Some of the biggest moments of her tenure thus far were successfully prosecuting the murder of Lt. Richard Collins, a Bowie State student who was killed on the College Park campus, testifying in Annapolis to expand the definition of hate crimes in Maryland, and improving reentry measures by providing second chances. The Emerging Adults program is designed for young adults before they are released, providing court and resources to prevent recidivism and improve outcomes for returning citizens. 

She also created a Multicultural Community task force and an LGBTQIA task force, the first of its kind in the county. 

Prince George’s County Sheriff John Carr, who was elected last year, was in attendance and believes that attending such seminars is valuable. 

“The biggest thing I hope people can learn is working together through the justice system, gaining trust and respect to support our efforts and ensure safety throughout the county,” he said. 

Some of the other attending electeds were Laurel Councilman Keith Sydnor (D), District 22 Del. Ashanti Martinez (D), District 23 Sen. Ron Watson (D), District 24 Delegate Tiffany Alston (D), District 25 Delegate Nick Charles (D), District 39 Delegate Gabriel Acevero (D), county Council member At-Large Calvin Hawkins (D) and Council Vice Chair Wala Blegay (D). Delegate Darryl Barnes (D), who recently announced his upcoming retirement from the General Assembly, was relaxed in attire with sneakers, yet still attentive to the presentations of the evening. 

“Most state’s attorneys come in and focus on crime but she’s focused on more than that. She wants to help build back our communities, so let’s give her a hand,” Blegay said before the state’s attorney came up to speak. “The biggest issue I hear about in Prince George’s County is crime. I read a report where we are losing population faster than any of the surrounding counties. If we do not address the situation of crime and Justice, it will affect our region and our community.”

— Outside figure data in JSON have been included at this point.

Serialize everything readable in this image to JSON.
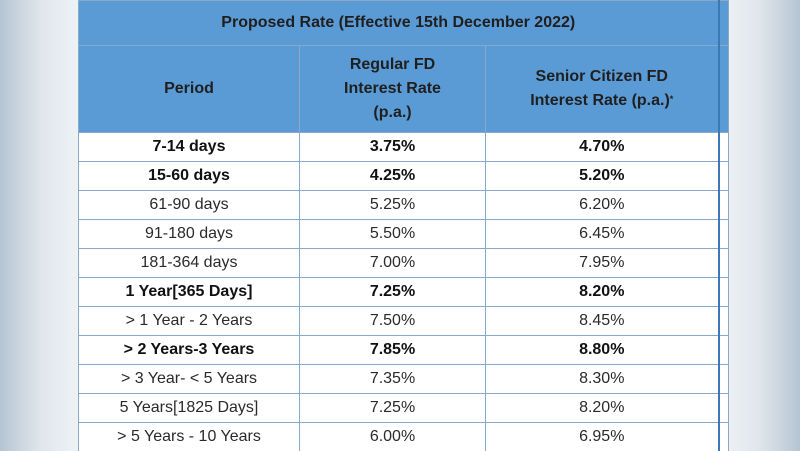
{
  "table": {
    "title": "Proposed Rate (Effective 15th December 2022)",
    "headers": {
      "period": "Period",
      "regular": [
        "Regular FD",
        "Interest Rate",
        "(p.a.)"
      ],
      "senior": [
        "Senior Citizen FD",
        "Interest Rate (p.a.)"
      ],
      "senior_mark": "*"
    },
    "rows": [
      {
        "period": "7-14 days",
        "regular": "3.75%",
        "senior": "4.70%",
        "bold": true
      },
      {
        "period": "15-60 days",
        "regular": "4.25%",
        "senior": "5.20%",
        "bold": true
      },
      {
        "period": "61-90 days",
        "regular": "5.25%",
        "senior": "6.20%",
        "bold": false
      },
      {
        "period": "91-180 days",
        "regular": "5.50%",
        "senior": "6.45%",
        "bold": false
      },
      {
        "period": "181-364 days",
        "regular": "7.00%",
        "senior": "7.95%",
        "bold": false
      },
      {
        "period": "1 Year[365 Days]",
        "regular": "7.25%",
        "senior": "8.20%",
        "bold": true
      },
      {
        "period": "> 1 Year - 2 Years",
        "regular": "7.50%",
        "senior": "8.45%",
        "bold": false
      },
      {
        "period": "> 2 Years-3 Years",
        "regular": "7.85%",
        "senior": "8.80%",
        "bold": true
      },
      {
        "period": "> 3 Year- < 5 Years",
        "regular": "7.35%",
        "senior": "8.30%",
        "bold": false
      },
      {
        "period": "5 Years[1825 Days]",
        "regular": "7.25%",
        "senior": "8.20%",
        "bold": false
      },
      {
        "period": "> 5 Years - 10 Years",
        "regular": "6.00%",
        "senior": "6.95%",
        "bold": false
      }
    ]
  },
  "colors": {
    "header_bg": "#5b9bd5",
    "border": "#8aa8c8",
    "edge_border": "#3b78b8"
  }
}
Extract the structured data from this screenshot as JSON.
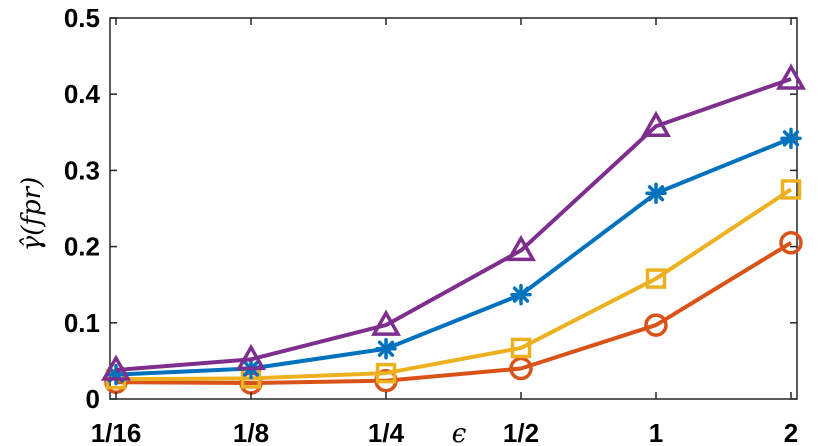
{
  "chart_data": {
    "type": "line",
    "title": "",
    "xlabel": "ϵ",
    "ylabel": "γ̂(fpr)",
    "categories": [
      "1/16",
      "1/8",
      "1/4",
      "1/2",
      "1",
      "2"
    ],
    "x_scale": "log2",
    "ylim": [
      0,
      0.5
    ],
    "yticks": [
      "0",
      "0.1",
      "0.2",
      "0.3",
      "0.4",
      "0.5"
    ],
    "grid": false,
    "legend": "none",
    "series": [
      {
        "color": "#7E2F8E",
        "marker": "triangle",
        "values": [
          0.038,
          0.052,
          0.097,
          0.195,
          0.358,
          0.42
        ]
      },
      {
        "color": "#0072BD",
        "marker": "asterisk",
        "values": [
          0.032,
          0.04,
          0.066,
          0.137,
          0.27,
          0.342
        ]
      },
      {
        "color": "#EDB120",
        "marker": "square",
        "values": [
          0.026,
          0.027,
          0.034,
          0.067,
          0.158,
          0.275
        ]
      },
      {
        "color": "#D95319",
        "marker": "circle",
        "values": [
          0.022,
          0.021,
          0.024,
          0.04,
          0.097,
          0.205
        ]
      }
    ]
  }
}
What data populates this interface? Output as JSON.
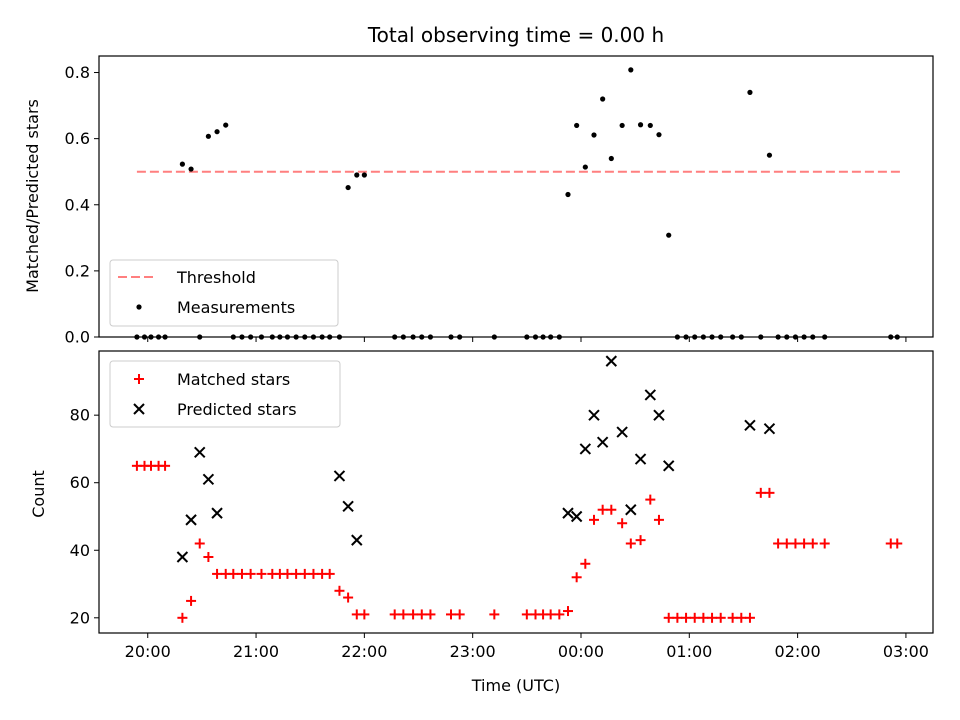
{
  "chart_data": {
    "title": "Total observing time = 0.00 h",
    "xlabel": "Time (UTC)",
    "x_unit": "hours after 20:00 UTC",
    "xlim": [
      -0.45,
      7.25
    ],
    "xticks": [
      {
        "value": 0,
        "label": "20:00"
      },
      {
        "value": 1,
        "label": "21:00"
      },
      {
        "value": 2,
        "label": "22:00"
      },
      {
        "value": 3,
        "label": "23:00"
      },
      {
        "value": 4,
        "label": "00:00"
      },
      {
        "value": 5,
        "label": "01:00"
      },
      {
        "value": 6,
        "label": "02:00"
      },
      {
        "value": 7,
        "label": "03:00"
      }
    ],
    "top": {
      "type": "scatter",
      "ylabel": "Matched/Predicted stars",
      "ylim": [
        0,
        0.85
      ],
      "yticks": [
        0,
        0.2,
        0.4,
        0.6,
        0.8
      ],
      "ytick_labels": [
        "0.0",
        "0.2",
        "0.4",
        "0.6",
        "0.8"
      ],
      "grid": false,
      "legend": "lower-left",
      "threshold": {
        "name": "Threshold",
        "value": 0.5,
        "x_range": [
          -0.1,
          6.95
        ],
        "color": "#ff7f7f"
      },
      "series": [
        {
          "name": "Measurements",
          "color": "#000000",
          "x": [
            -0.1,
            -0.03,
            0.03,
            0.1,
            0.16,
            0.32,
            0.4,
            0.48,
            0.56,
            0.64,
            0.72,
            0.79,
            0.87,
            0.95,
            1.05,
            1.15,
            1.22,
            1.29,
            1.37,
            1.45,
            1.53,
            1.61,
            1.68,
            1.77,
            1.85,
            1.93,
            2.0,
            2.28,
            2.36,
            2.45,
            2.53,
            2.61,
            2.8,
            2.88,
            3.2,
            3.5,
            3.58,
            3.65,
            3.72,
            3.8,
            3.88,
            3.96,
            4.04,
            4.12,
            4.2,
            4.28,
            4.38,
            4.46,
            4.55,
            4.64,
            4.72,
            4.81,
            4.89,
            4.97,
            5.05,
            5.13,
            5.21,
            5.29,
            5.4,
            5.48,
            5.56,
            5.66,
            5.74,
            5.82,
            5.9,
            5.98,
            6.06,
            6.14,
            6.25,
            6.86,
            6.92
          ],
          "y": [
            0,
            0,
            0,
            0,
            0,
            0.523,
            0.508,
            0,
            0.607,
            0.621,
            0.641,
            0,
            0,
            0,
            0,
            0,
            0,
            0,
            0,
            0,
            0,
            0,
            0,
            0,
            0.452,
            0.49,
            0.49,
            0,
            0,
            0,
            0,
            0,
            0,
            0,
            0,
            0,
            0,
            0,
            0,
            0,
            0.431,
            0.64,
            0.514,
            0.611,
            0.72,
            0.54,
            0.64,
            0.808,
            0.642,
            0.64,
            0.612,
            0.308,
            0,
            0,
            0,
            0,
            0,
            0,
            0,
            0,
            0.74,
            0,
            0.55,
            0,
            0,
            0,
            0,
            0,
            0,
            0,
            0
          ]
        }
      ]
    },
    "bottom": {
      "type": "scatter",
      "ylabel": "Count",
      "ylim": [
        15.5,
        99
      ],
      "yticks": [
        20,
        40,
        60,
        80
      ],
      "grid": false,
      "legend": "top-left",
      "series": [
        {
          "name": "Matched stars",
          "marker": "+",
          "color": "#ff0000",
          "x": [
            -0.1,
            -0.03,
            0.03,
            0.1,
            0.16,
            0.32,
            0.4,
            0.48,
            0.56,
            0.64,
            0.72,
            0.79,
            0.87,
            0.95,
            1.05,
            1.15,
            1.22,
            1.29,
            1.37,
            1.45,
            1.53,
            1.61,
            1.68,
            1.77,
            1.85,
            1.93,
            2.0,
            2.28,
            2.36,
            2.45,
            2.53,
            2.61,
            2.8,
            2.88,
            3.2,
            3.5,
            3.58,
            3.65,
            3.72,
            3.8,
            3.88,
            3.96,
            4.04,
            4.12,
            4.2,
            4.28,
            4.38,
            4.46,
            4.55,
            4.64,
            4.72,
            4.81,
            4.89,
            4.97,
            5.05,
            5.13,
            5.21,
            5.29,
            5.4,
            5.48,
            5.56,
            5.66,
            5.74,
            5.82,
            5.9,
            5.98,
            6.06,
            6.14,
            6.25,
            6.86,
            6.92
          ],
          "y": [
            65,
            65,
            65,
            65,
            65,
            20,
            25,
            42,
            38,
            33,
            33,
            33,
            33,
            33,
            33,
            33,
            33,
            33,
            33,
            33,
            33,
            33,
            33,
            28,
            26,
            21,
            21,
            21,
            21,
            21,
            21,
            21,
            21,
            21,
            21,
            21,
            21,
            21,
            21,
            21,
            22,
            32,
            36,
            49,
            52,
            52,
            48,
            42,
            43,
            55,
            49,
            20,
            20,
            20,
            20,
            20,
            20,
            20,
            20,
            20,
            20,
            57,
            57,
            42,
            42,
            42,
            42,
            42,
            42,
            42,
            42
          ]
        },
        {
          "name": "Predicted stars",
          "marker": "x",
          "color": "#000000",
          "x": [
            0.32,
            0.4,
            0.48,
            0.56,
            0.64,
            1.77,
            1.85,
            1.93,
            3.88,
            3.96,
            4.04,
            4.12,
            4.2,
            4.28,
            4.38,
            4.46,
            4.55,
            4.64,
            4.72,
            4.81,
            5.56,
            5.74
          ],
          "y": [
            38,
            49,
            69,
            61,
            51,
            62,
            53,
            43,
            51,
            50,
            70,
            80,
            72,
            96,
            75,
            52,
            67,
            86,
            80,
            65,
            77,
            76
          ]
        }
      ]
    }
  }
}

Jeanette Brandon runs Together We Can, a nonprofit centered on assisting community residents, particularly youth, seniors and victims of domestic violence. 

During the seminar, Braveboy said “We have implemented smart and bold strategies to fight domestic violence, including a strangulation protocol. After implementing these strategies, we have seen a 42% decrease in partner homicides in Prince George’s.”

Brandon is supportive of hosting public seminars to learn more about new laws and public safety updates. 

“It gives people the knowledge that a lot of them don’t have, opens their minds to learn things that they wouldn’t know otherwise,” she said. 

Tim Esuola, a county native who now works as an Enrollment Service Specialist at Bowie State University, said such seminars “gives us the exposure, lets students know what’s going on. Especially the criminal justice majors, who get to see people in their field. I like this event.”

The Bowie State Criminal Justice Department offers the only college courses in the state for inmates at Jessup Correctional Facility, and one of only two operated by HBCUs in the nation. An education program for incarcerated women will begin this fall.